From north to south, this sequence of overlapping and parallel ranges begins with the Alaska Range and the Brooks Range in Alaska and runs through the Yukon into British Columbia. The main belt of the Rocky Mountains along with the parallel Columbia Mountains and Coast Ranges of mountains and islands continue through British Columbia and Vancouver Island. In the United States, the Cordillera branches include the Rockies, the Sierra Nevada, the Cascades, and various small Pacific coastal ranges. In Mexico, the Cordillera continues through the Sierra Madre Occidental and Sierra Madre Oriental, as well as the backbone mountains of the Baja California peninsula.
The ranges of the Cordillera from Mexico northwards are collectively called the North American Cordillera or Western Cordillera in the United States and Canada, and also named as the Canadian Cordillera or Pacific Cordillera in Canada.

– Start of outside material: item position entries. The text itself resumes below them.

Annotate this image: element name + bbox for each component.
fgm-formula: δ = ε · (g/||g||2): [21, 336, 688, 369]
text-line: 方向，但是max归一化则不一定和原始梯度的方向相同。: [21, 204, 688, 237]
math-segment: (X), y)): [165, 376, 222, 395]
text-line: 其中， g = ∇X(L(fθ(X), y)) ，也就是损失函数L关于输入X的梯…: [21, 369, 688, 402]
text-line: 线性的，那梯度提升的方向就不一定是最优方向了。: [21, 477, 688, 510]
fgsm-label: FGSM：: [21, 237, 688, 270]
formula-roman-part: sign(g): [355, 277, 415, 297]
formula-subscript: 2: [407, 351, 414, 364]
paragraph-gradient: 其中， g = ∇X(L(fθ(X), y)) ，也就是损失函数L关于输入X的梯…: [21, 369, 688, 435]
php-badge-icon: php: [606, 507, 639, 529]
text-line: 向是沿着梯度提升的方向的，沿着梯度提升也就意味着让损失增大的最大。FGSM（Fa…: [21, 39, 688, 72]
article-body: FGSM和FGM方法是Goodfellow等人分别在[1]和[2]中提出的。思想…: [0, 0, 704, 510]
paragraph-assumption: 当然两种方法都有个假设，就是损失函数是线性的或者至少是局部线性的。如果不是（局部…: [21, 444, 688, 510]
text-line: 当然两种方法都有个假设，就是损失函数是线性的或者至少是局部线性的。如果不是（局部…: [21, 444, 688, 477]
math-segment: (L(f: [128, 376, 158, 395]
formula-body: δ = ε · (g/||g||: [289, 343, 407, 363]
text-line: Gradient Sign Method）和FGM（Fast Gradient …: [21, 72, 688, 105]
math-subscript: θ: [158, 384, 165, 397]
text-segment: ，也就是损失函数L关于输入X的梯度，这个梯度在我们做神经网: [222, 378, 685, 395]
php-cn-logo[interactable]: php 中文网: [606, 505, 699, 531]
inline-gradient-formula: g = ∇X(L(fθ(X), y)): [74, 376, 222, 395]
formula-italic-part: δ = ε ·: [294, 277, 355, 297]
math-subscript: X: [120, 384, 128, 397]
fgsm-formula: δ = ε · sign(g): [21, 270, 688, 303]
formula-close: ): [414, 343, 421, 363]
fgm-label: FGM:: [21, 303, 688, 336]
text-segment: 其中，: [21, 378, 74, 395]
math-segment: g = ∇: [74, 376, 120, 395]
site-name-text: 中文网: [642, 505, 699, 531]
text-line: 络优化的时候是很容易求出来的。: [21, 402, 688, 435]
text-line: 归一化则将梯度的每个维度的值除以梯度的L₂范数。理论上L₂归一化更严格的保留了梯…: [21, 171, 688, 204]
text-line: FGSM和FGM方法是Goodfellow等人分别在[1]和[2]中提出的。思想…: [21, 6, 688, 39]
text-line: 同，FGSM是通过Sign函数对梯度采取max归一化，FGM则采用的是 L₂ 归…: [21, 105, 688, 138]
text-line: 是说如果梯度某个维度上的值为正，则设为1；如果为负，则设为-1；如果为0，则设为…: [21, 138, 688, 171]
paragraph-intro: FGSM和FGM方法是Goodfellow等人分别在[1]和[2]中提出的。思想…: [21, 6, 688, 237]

The Cordillera continues on through the mountain ranges of Central America in Guatemala, Honduras, Nicaragua, Costa Rica, and Panama, and becomes the Andes Mountains of South America. The Andes with their parallel chains and the island chains off the coast of Chile continue through Colombia, Venezuela, Ecuador, Peru, Bolivia, Argentina, and Chile to the very tip of South America at Tierra del Fuego. The Cordillera continues along the Scotia Arc before reaching the mountains of the Antarctic Peninsula.